L’insulto non è un contenuto

L’articolo 9 del nuovo Manifesto per la comunicazione non ostile e inclusiva recita: “L’insulto non è un contenuto”. Pare scontato, ma così non è e il web ne è la reale dimostrazione: una palestra senza regole apparenti in cui tutto pare permesso. Non è più tempo di ignorare il fenomeno.

Secondo un sondaggio di SWG, odio e falsità fanno parte del nuovo modo di comunicare per l’80% degli intervistati, dato in crescita del 14% rispetto al 2018. 
Gay, migranti ed ebrei sono le categorie più colpite dal linguaggio violento, dato in crescita del +15% (gay), +9% (migranti), +12% (ebrei). Numeri confermati anche dall’Organizzazione per la Sicurezza e la Cooperazione in Europa (OSCAD) che registra una crescita di atti discriminatori verso le minoranze, del +186% dal 2014 al 2018.
Tuttavia, se l’antisemitismo cresce del +13, l’omofobia è in continuo calo (-12%) così come l’islamofobia (-14%).
Chi manca in questo sondaggio? le persone con disabilità. Non che ci sia ambizione a far parte del gruppo dei “presi di mira”, ma non rappresenta una fotografia reale del panorama della rete. Sappiamo che atti di bullismo verso le persone con disabilità accadono molto più che spesso e il linguaggio offensivo sdoganato attraverso l’uso di termini che rimandano a patologie o “accessori” della disabilità riempiono il web.

Le persone con disabilità ricevono due modalità di insulti:
– l’insulto diretto attraverso l’offesa contestualizzata;
– l’insulto indiretto: per offendere, per ridere, si continuano ad utilizzare termini che riconducono al mondo della disabilità. Es. “Sei talmente stupid* che meriteresti la pensione di invalidità” o ancora “Handicappato”.

Quest’anno il tema dell’edizione di Parole ostili era proprio l’incisività, l’accoglienza di generare un linguaggio produttivo di unione e non di esclusione. Ho partecipato come testimonial e ho adottato uno dei 10 punti del “Manifesto della comunicazione non ostile e inclusiva”. 
Dieci principi di stile a cui ispirarsi per scegliere le parole giuste, parole che sappiano superare le differenze, oltrepassare i pregiudizi e abbattere i muri dell’incomprensione.

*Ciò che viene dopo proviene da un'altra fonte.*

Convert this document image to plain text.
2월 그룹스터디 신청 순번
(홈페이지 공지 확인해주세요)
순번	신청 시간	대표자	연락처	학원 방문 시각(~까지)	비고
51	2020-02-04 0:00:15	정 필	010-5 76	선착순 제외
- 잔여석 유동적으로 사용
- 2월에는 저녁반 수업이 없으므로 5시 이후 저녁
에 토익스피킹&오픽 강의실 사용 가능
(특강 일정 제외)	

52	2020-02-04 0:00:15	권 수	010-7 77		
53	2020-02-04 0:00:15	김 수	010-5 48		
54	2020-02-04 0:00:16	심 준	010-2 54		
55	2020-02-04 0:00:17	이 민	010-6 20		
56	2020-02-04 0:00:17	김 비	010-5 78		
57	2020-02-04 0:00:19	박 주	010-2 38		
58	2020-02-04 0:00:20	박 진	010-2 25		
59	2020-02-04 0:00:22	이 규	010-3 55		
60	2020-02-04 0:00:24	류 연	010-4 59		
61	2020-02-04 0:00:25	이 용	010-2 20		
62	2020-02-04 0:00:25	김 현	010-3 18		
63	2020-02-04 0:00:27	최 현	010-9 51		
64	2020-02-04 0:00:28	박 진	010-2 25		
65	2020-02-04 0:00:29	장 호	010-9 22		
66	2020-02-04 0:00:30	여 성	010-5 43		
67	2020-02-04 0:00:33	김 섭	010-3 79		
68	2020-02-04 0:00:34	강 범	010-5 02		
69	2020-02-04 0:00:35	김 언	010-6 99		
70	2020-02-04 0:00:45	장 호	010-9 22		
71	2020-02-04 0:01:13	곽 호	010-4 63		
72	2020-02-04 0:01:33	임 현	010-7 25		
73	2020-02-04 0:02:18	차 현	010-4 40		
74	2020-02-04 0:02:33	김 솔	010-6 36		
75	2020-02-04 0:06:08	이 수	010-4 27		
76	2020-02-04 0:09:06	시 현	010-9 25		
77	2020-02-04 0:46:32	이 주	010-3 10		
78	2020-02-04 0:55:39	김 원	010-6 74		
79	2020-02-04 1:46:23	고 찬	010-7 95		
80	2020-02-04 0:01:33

Parole che ci liberino da etichette, che non ci facciano sentire sbagliati. 
Ho scelto di rappresentare il punto n. 9: gli insulti non sono argomenti, perché sono parole lanciate al vento che si trasformano in boomerang difficili da gestire. Denunciare aiuta, ma non risolve. Una cultura attenta deve arginare i cattivi esempi e promuovere la fattibilità di questo cambiamento.
Questo Manifesto rappresenta un giusto cammino sulla strada della comunicazione democratica, seria e che pone al centro del mondo l’essere umano nelle sue mille diversità da accettare e portare come esempio di unicità.